– Мама-а-а-а!!
Кэт судорожно ухватилась за подлокотники, глядя перед собой расширенными от ужаса глазами. «Шаттл» неуклюже сделал мертвую петлю и, спикировав вниз, вновь встал на рельсы. Из-под колесиков брызнули искры.
– Все! Хвати-и-ит!! – закричала Кэт не своим голосом.
И в этот момент кресло встало как вкопанное. Девочку по инерции бросило вперед, но ремни, больно впившись в тело, удержали ее.
На Кэт уставились водянистые глазки Хичкока.
– A-а, ты уже здесь?.. – пробормотал профессор, словно он сидел тут по меньшей мере с прошлой пятницы.
Хичкок громоздился на высоком стуле, вполоборота к девочке, склонившись над рычагами регенерационного аппарата. На панели (о, как это было естественно!) стояла откупоренная банка пива. Кэт почему-то подумала: если банку поднять, то под ней окажется грязная липкая лужица.
Окошко под потолком было открыто. Стекло выбито и рассеяно по полу, рама оскалилась длинными хищными осколками. Как видно, профессор проник в лабораторию именно этим путем.
– Я жду тебя, дитя мое, уже... – Хичкок глянул на свои часы. – Уже четыре минуты. Вообще-то мне думалось, что ты заявишься пораньше.
Девочке казалось, что она медленно выкарабкивается из жаркой звериной утробы, снова и снова соскальзывая вниз.
– Что вы... здесь делаете? – пересохшими губами произнесла она.
– Работаю, детка... Работа у меня такая.
Хичкок подмигнул ей.
– Не хочешь взглянуть на своего провожатого?
И он показал глазами куда-то за спину Кэт. Девочка обернулась. Из коридора, словно нечистоты из канализационной трубы, вытекало нечто темное и густое, мазутной консистенции. Когда последний сгусток шлепнулся на пол лаборатории, вверх с диким шумом взметнулся черный конусообразный вихрь, похожий на высокий ведьмин колпак. В лицо девочки ударила волна затхлого воздуха...
Спустя секунду перед ней оказалась мрачная сутулая фигура – уменьшенная до размеров взрослой гориллы копия чудовища, с которым Кэт и Каспер имели счастье повстречаться по дороге к гаражу.
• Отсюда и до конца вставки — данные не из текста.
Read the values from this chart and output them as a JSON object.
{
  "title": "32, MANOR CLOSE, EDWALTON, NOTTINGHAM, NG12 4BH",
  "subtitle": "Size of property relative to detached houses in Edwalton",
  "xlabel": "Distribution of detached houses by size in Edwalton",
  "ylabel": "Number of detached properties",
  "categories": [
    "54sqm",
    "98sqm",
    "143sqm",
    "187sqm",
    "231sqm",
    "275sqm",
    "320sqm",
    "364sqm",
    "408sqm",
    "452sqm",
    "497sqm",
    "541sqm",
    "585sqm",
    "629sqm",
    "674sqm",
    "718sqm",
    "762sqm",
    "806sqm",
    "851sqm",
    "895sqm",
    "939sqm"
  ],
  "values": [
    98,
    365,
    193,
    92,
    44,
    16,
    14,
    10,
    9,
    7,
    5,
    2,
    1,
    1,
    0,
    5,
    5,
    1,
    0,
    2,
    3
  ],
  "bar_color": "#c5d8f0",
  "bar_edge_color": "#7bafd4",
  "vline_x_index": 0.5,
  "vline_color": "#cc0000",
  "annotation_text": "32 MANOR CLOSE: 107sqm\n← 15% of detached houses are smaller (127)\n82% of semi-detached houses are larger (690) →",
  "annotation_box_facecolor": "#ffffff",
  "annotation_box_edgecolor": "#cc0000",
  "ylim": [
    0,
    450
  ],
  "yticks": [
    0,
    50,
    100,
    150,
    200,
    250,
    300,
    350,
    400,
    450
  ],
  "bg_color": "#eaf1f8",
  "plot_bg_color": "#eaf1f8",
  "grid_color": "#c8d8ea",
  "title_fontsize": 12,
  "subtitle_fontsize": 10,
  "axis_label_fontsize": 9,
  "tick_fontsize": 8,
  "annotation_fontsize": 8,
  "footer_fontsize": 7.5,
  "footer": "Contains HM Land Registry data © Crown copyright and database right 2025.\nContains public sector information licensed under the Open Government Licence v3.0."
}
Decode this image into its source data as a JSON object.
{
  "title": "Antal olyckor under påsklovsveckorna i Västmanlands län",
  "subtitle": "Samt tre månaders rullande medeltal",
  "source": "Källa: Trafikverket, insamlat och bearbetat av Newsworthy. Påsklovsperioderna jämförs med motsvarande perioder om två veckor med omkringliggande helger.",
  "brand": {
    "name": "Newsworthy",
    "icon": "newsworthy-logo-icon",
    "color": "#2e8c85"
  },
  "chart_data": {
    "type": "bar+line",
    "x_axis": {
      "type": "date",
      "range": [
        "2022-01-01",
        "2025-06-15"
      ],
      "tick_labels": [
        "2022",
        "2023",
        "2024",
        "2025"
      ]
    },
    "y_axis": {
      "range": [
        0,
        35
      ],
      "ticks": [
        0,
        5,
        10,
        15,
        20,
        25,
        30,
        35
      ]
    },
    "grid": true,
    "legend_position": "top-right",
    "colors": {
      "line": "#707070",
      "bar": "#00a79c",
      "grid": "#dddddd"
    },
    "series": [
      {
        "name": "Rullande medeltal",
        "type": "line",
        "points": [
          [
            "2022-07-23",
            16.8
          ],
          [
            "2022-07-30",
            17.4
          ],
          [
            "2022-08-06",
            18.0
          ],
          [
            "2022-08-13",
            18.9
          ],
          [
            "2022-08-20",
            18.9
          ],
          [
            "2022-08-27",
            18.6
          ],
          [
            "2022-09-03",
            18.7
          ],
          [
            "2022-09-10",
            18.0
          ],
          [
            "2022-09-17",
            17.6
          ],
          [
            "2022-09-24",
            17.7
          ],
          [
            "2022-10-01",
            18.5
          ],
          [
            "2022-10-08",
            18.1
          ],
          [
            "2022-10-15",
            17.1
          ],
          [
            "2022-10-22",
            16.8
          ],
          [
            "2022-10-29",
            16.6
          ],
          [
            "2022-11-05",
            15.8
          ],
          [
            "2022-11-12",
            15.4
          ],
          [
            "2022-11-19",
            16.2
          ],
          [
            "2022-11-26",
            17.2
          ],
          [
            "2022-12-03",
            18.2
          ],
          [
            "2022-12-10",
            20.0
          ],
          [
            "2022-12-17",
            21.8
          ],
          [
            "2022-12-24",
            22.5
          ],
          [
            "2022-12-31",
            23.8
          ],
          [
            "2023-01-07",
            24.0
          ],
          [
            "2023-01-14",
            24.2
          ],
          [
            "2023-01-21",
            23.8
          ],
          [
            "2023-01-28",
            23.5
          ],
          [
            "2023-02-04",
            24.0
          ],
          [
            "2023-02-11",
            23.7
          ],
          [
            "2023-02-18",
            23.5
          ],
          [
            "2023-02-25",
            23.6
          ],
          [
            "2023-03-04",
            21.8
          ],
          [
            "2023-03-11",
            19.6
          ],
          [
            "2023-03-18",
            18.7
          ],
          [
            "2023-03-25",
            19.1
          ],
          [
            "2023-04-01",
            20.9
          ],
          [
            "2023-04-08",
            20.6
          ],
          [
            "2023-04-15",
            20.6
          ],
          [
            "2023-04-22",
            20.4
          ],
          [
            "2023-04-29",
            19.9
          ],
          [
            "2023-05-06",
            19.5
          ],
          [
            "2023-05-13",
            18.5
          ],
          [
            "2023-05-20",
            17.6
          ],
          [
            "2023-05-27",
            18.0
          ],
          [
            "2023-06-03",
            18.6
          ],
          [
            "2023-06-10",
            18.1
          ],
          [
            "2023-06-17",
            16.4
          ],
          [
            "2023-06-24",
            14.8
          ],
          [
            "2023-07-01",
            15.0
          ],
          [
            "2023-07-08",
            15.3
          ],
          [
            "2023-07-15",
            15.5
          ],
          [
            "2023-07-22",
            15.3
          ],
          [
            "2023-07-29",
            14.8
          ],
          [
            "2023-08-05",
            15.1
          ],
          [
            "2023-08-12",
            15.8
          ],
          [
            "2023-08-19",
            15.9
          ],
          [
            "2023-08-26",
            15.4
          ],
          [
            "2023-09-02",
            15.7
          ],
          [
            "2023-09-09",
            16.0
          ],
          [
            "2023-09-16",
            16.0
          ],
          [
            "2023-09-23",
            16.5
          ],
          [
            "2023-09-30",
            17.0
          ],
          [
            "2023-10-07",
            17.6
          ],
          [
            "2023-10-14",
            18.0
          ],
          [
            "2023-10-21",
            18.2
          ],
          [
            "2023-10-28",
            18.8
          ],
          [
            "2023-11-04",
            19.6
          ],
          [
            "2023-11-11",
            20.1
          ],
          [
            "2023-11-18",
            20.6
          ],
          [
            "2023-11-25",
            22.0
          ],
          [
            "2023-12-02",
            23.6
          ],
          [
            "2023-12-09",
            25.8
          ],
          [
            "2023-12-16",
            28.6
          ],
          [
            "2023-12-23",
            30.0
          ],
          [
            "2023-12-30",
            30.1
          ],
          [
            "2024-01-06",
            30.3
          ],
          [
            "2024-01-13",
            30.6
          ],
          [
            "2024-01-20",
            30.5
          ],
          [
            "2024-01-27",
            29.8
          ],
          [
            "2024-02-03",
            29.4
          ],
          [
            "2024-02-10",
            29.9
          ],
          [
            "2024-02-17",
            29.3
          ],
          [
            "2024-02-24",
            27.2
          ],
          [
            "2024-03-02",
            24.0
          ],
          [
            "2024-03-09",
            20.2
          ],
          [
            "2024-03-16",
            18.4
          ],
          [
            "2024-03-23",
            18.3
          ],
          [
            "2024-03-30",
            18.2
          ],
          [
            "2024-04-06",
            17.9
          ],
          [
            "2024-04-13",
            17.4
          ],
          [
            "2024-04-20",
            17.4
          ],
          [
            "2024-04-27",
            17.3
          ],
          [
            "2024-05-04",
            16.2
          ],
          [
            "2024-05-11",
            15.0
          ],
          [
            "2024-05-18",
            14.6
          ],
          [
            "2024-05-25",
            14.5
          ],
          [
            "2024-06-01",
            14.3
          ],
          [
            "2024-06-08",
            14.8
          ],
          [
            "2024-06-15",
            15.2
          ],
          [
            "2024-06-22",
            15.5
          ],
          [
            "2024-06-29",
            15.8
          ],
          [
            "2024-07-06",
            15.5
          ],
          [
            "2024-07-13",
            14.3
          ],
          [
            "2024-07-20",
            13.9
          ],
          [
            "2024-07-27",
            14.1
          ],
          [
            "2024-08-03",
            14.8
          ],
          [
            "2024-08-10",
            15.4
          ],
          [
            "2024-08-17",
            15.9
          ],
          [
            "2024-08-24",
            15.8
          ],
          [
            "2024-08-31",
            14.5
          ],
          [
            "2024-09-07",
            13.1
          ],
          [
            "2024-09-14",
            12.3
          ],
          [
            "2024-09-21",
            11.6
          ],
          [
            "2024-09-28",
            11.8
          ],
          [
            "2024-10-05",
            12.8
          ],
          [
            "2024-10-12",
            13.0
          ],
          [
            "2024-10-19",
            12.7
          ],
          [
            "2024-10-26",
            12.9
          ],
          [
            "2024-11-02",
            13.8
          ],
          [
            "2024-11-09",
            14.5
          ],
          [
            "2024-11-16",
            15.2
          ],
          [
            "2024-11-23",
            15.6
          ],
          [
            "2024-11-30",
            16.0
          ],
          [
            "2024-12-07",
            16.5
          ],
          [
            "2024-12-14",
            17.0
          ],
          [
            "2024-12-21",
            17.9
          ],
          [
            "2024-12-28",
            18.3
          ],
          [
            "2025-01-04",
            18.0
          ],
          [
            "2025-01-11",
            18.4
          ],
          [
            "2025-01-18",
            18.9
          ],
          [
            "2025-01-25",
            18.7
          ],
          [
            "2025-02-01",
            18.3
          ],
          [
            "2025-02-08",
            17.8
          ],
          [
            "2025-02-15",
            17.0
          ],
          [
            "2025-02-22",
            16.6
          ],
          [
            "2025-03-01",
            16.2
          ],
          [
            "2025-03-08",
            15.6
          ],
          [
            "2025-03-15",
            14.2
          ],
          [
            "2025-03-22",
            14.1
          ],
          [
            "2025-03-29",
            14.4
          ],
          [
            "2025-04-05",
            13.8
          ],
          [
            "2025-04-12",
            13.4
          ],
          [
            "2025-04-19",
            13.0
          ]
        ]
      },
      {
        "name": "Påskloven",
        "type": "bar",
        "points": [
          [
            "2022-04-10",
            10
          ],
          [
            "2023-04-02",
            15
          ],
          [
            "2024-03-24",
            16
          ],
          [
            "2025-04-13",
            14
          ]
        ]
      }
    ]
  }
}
– Прошу любить и жаловать, – с апломбом произнес Хичкок. – Киднеппер Бонча – собственной персоной! Зверские до невероятности убийства, сногсшибательные похищения детей, расчленение и потрошение трупов!.. Зрители покрываются пупырышками! Каждая пупырышка в свою очередь тоже покрывается пупырышками! Мистическое турне по Камберлендскому округу – только два дня во Френдшипе!
Чудовище заурчало, как компрессор. Это был тот самый тип, которого профессору рекомендовал Табачный Дух. Киднеппер Бонча... Вернее, его призрак.
При жизни он украл восемьдесят восемь детей. Причем ни одного не отдал обратно, даже если ему платили выкуп. Украденных детей он продавал в Египет и Узбекистан, где из них воспитывали законченных преступников и исламских фундаменталистов.
В газетах округа Камберленд о нем было напечатано две тысячи шестьсот пятьдесят девять статей – самых леденящих кровь статей за всю историю газетного дела. Причем ни в одной из них не говорилось всей правды об этом страшном человеке.
Он выкуривал в день, по две с половиной пачки – Табачный Дух не соврал. Но Бонче все равно было мало. И незадолго до смерти бандюга уже подумывал о том, чтобы красть детей в два раза чаще, а выкуп просить в четыре раза больше – чтобы ему хватало денег на три пачки сигарет в день.
И если бы его вовремя не посадили на электрический стул, он как пить дать попал бы на прием к мистеру Раку Легких.
Когда его привели к месту казни и пристегнули ремешками к стулу, полицейские включили рубильник и сразу разбежались в стороны. Они знали: Киднеппер Бонча превратится в такое страшное привидение, что сразу сломает кому-нибудь руку или ногу.
Он и вправду стал самым страшным привидением на всем северо-востоке Штатов (хотя коэффициент его интеллектуального развития выражался какой-то бесконечно малой величиной). От высокого напряжения Бонча почернел и полиловел, а еще покрылся какой-то гадостью, и ни один дерматолог на том свете не в силах был ему помочь.
Киднеппер Бонна мог оставаться таким, каким был при жизни – шесть футов четыре дюйма при средней плотности сложения; но он мог становиться большим, как башенный кран. Вообще-то бандит предпочитал последнее, потому что страдал излишним самомнением.
Когда же Киднепперу хотелось поразить публику чем-то особенным, он мог перевоплотиться в полторы тонны отборных нечистот или даже в космическую черную дыру. В определенном смысле он был артистом (Кэт уже смогла в этом убедиться).